The latest book to arrive on a tidal wave of hype is this one, E. Lockhart’s We Were Liars. Narrated by 17 year old Cadence Sinclair Eastman, it tells the story of a fantastically rich family and their summers on a private island. She hangs out with two cousins her own age, Jonny and Mirren and an outsider, Gat, who joins them every year. She falls in love with Gat, of course. Then, when Cadence is 15, she has an accident and loses most of her memory of summer fifteen. Two years later, she returns to the private island and memories begin to come back as to exactly what happened.

E. Lockhart is of course Emily Jenkins, and here she schools several authors I’ve read recently in how you write spoilt, privileged and generally awful people and it not be hard work to read them. Cadence and indeed the entire Sinclair family are all pretty vile to each other, squabbling over inheritance following the death of their grandmother. There’s shades of fairy tales and of King Lear in that set up, with three daughters all trying to show their father they love him the most to secure their own future.  Lockhart also captures how teens really talk to each other more than, say, Cody Diablo ever has. Cadence, Mirren, Jonny and Gat call themselves The Liars and some of their conversations feel painfully real. This excellent characterisation coupled with an intriguing mystery makes this an engrossing read. I finished it in one sitting.

There’s the issue of the ending though. It’s unfortunate that they’ve made SO MUCH of the twisty turny ending Lockhart has come up with. My housemate read an ARC of it, which even had a helpline number on it so you could discuss the ending with someone.
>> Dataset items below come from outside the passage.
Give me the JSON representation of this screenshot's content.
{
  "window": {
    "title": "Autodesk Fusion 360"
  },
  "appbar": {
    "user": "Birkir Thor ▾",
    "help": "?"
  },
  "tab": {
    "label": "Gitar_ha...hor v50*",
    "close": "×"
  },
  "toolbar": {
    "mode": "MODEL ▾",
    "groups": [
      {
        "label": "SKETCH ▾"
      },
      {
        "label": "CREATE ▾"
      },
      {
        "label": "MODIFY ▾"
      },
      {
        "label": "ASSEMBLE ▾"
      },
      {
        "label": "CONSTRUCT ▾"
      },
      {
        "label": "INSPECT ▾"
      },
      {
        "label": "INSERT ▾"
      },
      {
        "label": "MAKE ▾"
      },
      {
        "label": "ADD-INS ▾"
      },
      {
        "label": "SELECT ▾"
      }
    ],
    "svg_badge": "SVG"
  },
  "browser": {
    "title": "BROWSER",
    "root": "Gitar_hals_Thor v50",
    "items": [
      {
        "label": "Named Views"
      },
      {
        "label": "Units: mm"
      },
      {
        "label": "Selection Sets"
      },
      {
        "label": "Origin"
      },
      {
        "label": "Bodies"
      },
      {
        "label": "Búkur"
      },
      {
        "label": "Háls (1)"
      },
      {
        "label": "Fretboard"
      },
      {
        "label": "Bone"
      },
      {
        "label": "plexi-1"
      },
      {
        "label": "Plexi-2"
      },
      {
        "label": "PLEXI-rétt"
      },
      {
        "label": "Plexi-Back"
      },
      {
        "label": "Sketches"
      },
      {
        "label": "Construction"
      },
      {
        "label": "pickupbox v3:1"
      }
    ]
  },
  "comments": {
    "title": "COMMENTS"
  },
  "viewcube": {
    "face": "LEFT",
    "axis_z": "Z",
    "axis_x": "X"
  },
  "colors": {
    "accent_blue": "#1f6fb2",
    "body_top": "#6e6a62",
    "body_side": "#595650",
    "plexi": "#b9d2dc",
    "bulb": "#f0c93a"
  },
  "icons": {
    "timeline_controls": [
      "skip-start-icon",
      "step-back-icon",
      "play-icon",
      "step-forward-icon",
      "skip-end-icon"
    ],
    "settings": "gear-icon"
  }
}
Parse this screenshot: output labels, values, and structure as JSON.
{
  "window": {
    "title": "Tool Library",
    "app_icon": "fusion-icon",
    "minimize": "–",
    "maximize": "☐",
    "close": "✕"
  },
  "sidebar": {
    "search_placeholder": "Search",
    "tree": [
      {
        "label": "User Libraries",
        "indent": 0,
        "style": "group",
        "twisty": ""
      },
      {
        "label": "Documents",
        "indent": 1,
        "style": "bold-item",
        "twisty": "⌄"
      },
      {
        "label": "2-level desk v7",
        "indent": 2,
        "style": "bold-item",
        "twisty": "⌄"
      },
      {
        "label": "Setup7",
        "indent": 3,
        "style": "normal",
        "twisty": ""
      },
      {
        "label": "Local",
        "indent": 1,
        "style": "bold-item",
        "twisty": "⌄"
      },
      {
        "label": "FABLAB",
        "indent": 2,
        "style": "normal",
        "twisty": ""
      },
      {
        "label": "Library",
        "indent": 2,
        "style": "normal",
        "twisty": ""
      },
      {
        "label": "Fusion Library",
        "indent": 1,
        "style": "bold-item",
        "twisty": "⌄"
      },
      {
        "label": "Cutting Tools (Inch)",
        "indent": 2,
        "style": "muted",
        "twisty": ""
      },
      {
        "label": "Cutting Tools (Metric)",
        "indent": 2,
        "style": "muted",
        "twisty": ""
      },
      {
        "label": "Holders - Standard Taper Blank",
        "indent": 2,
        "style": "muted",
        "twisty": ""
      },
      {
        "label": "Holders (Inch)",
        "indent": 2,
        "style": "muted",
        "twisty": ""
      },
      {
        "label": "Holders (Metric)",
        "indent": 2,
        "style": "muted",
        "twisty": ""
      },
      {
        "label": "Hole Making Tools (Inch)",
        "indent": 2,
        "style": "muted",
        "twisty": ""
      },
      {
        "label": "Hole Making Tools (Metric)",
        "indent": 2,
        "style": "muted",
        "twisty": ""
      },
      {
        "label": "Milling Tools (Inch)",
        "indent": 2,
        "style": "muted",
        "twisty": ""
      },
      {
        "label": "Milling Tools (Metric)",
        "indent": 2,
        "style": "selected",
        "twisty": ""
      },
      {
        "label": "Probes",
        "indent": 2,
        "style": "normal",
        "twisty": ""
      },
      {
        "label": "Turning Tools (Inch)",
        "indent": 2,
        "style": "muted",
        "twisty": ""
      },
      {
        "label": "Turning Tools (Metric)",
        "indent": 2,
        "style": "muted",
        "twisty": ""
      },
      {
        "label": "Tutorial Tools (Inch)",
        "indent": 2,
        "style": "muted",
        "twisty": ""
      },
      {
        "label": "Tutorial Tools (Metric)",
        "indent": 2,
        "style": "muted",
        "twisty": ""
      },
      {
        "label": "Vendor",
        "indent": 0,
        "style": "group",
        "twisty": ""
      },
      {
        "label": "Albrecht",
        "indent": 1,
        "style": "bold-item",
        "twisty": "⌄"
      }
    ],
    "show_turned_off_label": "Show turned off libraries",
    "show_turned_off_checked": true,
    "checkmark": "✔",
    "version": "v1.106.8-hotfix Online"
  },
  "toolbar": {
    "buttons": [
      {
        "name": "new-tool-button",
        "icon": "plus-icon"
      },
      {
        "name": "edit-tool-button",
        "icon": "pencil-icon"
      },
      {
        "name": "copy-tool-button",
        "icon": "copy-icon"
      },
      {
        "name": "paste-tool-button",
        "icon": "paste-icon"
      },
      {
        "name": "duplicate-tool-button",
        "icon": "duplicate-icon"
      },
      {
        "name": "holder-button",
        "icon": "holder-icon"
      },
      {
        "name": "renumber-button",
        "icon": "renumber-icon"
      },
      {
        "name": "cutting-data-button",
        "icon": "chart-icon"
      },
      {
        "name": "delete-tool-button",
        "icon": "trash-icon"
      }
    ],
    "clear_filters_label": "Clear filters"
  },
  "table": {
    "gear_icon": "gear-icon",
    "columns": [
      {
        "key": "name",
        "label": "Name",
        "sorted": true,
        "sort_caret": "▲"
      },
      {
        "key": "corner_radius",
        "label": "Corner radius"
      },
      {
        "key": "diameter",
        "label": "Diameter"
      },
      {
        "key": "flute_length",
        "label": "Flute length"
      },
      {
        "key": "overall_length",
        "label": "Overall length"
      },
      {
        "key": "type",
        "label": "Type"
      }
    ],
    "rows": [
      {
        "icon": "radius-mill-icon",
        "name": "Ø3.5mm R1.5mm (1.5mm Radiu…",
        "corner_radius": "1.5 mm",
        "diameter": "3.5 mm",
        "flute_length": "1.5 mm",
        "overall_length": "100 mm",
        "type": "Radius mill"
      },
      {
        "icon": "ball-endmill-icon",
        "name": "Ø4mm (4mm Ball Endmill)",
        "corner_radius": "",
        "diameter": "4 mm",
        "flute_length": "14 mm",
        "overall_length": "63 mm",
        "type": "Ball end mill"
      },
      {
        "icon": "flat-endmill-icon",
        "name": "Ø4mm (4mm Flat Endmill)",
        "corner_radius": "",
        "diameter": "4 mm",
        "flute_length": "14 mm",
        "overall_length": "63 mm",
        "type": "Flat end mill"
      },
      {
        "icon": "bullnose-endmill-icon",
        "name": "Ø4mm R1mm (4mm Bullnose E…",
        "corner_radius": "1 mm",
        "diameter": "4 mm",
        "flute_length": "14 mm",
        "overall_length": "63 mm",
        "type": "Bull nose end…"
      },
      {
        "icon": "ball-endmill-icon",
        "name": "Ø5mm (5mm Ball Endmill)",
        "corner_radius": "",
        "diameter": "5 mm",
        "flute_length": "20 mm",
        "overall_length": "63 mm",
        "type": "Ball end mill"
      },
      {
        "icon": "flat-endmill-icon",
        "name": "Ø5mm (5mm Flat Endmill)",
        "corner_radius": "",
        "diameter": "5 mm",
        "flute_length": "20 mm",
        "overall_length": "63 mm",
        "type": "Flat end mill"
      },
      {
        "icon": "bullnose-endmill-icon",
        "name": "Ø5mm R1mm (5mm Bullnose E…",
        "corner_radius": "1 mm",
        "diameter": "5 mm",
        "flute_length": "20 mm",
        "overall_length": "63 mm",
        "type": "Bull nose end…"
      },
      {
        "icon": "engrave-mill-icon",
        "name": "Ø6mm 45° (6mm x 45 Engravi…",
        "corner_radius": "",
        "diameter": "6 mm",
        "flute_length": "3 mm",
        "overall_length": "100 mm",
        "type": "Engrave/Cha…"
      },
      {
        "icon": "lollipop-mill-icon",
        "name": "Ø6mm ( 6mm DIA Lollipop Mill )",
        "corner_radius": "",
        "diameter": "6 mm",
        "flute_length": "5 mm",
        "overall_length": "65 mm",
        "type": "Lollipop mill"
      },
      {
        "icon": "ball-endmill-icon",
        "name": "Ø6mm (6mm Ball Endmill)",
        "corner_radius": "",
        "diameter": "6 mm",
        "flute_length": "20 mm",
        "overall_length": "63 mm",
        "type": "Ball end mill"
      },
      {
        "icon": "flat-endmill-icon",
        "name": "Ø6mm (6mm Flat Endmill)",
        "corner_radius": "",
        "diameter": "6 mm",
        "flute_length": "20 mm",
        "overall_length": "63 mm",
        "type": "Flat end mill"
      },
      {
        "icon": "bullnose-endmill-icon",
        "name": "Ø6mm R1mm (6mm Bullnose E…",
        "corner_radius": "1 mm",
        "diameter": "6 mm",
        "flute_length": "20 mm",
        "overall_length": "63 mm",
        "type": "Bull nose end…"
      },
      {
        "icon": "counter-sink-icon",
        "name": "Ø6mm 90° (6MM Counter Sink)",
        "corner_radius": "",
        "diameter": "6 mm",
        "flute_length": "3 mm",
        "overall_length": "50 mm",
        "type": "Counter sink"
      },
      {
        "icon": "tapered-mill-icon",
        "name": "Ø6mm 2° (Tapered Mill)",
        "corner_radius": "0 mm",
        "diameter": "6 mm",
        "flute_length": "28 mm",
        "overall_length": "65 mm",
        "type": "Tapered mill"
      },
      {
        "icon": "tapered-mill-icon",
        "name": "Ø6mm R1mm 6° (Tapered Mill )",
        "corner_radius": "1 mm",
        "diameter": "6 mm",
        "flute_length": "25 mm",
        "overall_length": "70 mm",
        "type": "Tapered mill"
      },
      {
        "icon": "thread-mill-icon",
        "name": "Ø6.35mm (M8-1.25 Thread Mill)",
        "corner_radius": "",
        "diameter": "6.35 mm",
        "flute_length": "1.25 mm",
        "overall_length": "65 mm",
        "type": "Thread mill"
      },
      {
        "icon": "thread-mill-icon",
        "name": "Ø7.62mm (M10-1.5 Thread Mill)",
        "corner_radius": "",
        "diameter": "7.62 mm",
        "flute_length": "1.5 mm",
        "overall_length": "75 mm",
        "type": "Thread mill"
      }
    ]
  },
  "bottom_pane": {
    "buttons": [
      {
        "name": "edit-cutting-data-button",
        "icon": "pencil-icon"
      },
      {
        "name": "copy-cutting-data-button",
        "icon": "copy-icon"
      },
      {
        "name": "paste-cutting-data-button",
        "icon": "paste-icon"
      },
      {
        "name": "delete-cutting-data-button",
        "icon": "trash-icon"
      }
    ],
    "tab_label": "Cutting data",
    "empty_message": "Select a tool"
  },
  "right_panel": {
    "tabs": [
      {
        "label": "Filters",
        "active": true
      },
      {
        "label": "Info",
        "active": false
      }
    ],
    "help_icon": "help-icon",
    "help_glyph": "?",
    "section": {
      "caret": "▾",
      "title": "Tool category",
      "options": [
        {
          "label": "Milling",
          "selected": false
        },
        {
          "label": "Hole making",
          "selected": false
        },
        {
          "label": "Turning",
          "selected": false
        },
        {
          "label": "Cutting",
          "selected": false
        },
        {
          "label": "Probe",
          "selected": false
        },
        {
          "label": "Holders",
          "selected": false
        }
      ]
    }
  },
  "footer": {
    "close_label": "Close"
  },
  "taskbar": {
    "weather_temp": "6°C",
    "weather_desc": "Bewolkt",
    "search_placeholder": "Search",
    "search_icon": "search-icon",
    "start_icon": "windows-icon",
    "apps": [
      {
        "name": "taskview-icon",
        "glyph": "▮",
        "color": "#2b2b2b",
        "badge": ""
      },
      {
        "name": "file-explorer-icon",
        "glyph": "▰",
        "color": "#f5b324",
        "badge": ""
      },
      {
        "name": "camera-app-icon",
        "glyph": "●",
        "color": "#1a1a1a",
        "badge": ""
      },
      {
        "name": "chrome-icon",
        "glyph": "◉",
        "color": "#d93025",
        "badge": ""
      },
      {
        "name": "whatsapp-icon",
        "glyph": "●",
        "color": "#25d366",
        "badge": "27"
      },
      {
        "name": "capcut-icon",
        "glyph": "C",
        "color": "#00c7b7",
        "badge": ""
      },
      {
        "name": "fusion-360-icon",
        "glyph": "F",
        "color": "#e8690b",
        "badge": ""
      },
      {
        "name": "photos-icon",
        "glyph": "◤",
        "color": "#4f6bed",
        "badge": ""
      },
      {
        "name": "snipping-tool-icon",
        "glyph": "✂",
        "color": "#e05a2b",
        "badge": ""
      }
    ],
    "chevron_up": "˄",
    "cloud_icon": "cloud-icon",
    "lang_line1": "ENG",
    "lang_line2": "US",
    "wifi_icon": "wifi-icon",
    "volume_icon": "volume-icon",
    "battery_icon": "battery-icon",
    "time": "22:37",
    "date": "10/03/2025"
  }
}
I mean, really. All the publicity says “if anyone asks you how it ends, LIE”. But when you go into a book or a film knowing there’s a twist, you’ll be looking for it. Chances are you’ll find it before it’s revealed as well. I believe it’s called The Shyamalan Paradox. We Were Liars is no different, I figured where it was going before it got there, but it didn’t really diminish the impact of it. It may have been a more effective marketing campaign to talk about the characters, Lockhart’s powerful writing, maybe even double bluffing by amping up the inheritance in fighting angle. Then, the ending would really come along and smack you up side the head.

So anyway, if you love YA books, you totally need to read it. You’ve possibly already done so. But if anyone asks you how it ends, don’t lie. Don’t tell them anything about it. Tell them to just read it themselves.